Thursday, August 14, 2008

Grandpa sized hole

My grandpa is dead. He passed away yesterday, probably shortly after Derrick and I finished talking to my grandma. He's been deteriorating for a few months now, ever since he developed a heart arrhythmia and had it treated by a doctor who, after putting him on coumadin, neglected to monitor the levels of coumadin in his blood because my grandpa "wasn't expected to be a long-term patient anyway." My grandpa subsequently developed internal bleeding that almost killed him, then diverticulitis, and for the last few days has had aphasia and been unable to go to the toilet on his own. It's easy to be angry that my grandpa's days were shortened and made just that much less pleasant by a stupid decision by a doctor.

It seems an irony now that his body will be donated to medical research. I have mixed emotions about that, too--I'm glad my grandpa is that generous with the flesh that housed his soul for a good 86 years, and I know doctors need to dissect human bodies to prepare for practicing medicine, but it's hard for me to think that someone will take a scalpel to his body and lay open his well-used tissues to their examination. I wonder what they'll see there, and if there's any way, when they return his remains for cremation, to find out what they found inside him. Will they see evidence of the havoc wrecked by the coumadin? Will they be able to reconstruct the sequence of systems that failed him in the end?

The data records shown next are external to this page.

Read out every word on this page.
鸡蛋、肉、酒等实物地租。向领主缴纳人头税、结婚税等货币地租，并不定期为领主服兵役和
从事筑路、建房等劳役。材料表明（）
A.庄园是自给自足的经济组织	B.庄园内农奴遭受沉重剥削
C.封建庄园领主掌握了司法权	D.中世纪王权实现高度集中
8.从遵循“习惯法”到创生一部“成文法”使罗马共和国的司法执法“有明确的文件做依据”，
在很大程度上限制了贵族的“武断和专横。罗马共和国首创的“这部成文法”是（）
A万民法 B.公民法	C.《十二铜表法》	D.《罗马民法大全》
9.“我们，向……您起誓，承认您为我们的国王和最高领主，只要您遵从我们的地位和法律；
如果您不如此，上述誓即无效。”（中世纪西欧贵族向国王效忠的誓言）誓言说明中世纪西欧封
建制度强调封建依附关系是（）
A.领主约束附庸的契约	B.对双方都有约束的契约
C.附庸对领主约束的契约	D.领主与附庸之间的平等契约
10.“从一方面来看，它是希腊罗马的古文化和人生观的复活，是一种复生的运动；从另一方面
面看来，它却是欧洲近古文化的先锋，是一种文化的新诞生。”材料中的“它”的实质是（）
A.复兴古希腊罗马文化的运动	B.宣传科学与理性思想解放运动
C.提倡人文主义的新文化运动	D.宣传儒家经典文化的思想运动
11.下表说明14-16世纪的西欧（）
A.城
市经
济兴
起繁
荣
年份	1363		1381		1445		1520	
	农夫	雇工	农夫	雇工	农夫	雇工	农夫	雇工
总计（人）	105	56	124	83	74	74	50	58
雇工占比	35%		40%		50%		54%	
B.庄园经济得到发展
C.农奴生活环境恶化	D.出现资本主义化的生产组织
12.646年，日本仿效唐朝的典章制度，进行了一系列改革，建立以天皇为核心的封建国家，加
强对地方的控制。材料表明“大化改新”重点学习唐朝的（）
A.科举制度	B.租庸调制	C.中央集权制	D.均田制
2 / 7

Will they see small perforations, most probably healed, in his vessels? Will his heart show signs of the arrhythmia, or of the minor heart attack he had eight years ago? I'm sure they'll see all the diverticula, most of which were probably not infected, probably caused him no problems at all. Will the deteriorating disks in his back that caused him so much pain be at all remarkable to them?

I wonder if they will note the cleft palate he was born with, and if they will realize how unusual it is for a man his age to have survived infancy with such a birth defect. Will they notice the mended bones in his arm that was caught in a threshing machine and broken? If they do, they won't have any idea that injury dashed his dreams of college until the GI bill resurrected those dreams. Will they see any remainder of the strong, fleet muscles in the legs of his that once were able to run a mile in under four-and-a-half minutes? Will they notice the ravages of the tropical fungi that he picked up during his time on New Guinea during WWII? Will they find other reminders--scars or perhaps a piece of long-forgotten shrapnel--of that service? I know they'll have no way of seeing the faces of the friends who were killed there, of remembering the friend who was killed by a mortar shortly after switching beds with my grandpa, any more than I do. The allergies that plagued him throughout his adult life and forced him to abandon a career in geology in favor of one in social work won't show up under their scrutiny.

I know the callouses on his hands will bear no discernible record to anyone else of the roses and gladioli and dahlias, of the raspberries and grapes, of the tomatoes and cucumbers and squash, all tenderly planted and cared for; of the silver and turquoise jewelry crafted, often into the shape of Kokopelli, the trickster Navajo god; or the paintings of his beloved southwest, all reds and browns and and blues, or occasionally in fantastic shades of purple. They will not see, nor will they imagine an impression in his side left behind by a tow-headed girl who used to curl up under his arm and watch Nature and Nova, and an assortment of other natural history shows on PBS. His wisdom, gleaned from decades of helping people help themselves, and shared with errant (or sometimes just stubborn or sad) children and grandchildren has flown with him, leaving no residue to be discovered upon opening his skull.

For all his life, for all he did, the record in his body will be scant. It is only the memories and the impressions that he left with us, his friends and descendants that bear record of who he was and what he loved and accomplished in his life.

Godspeed, grandpa. We love you, and will miss you.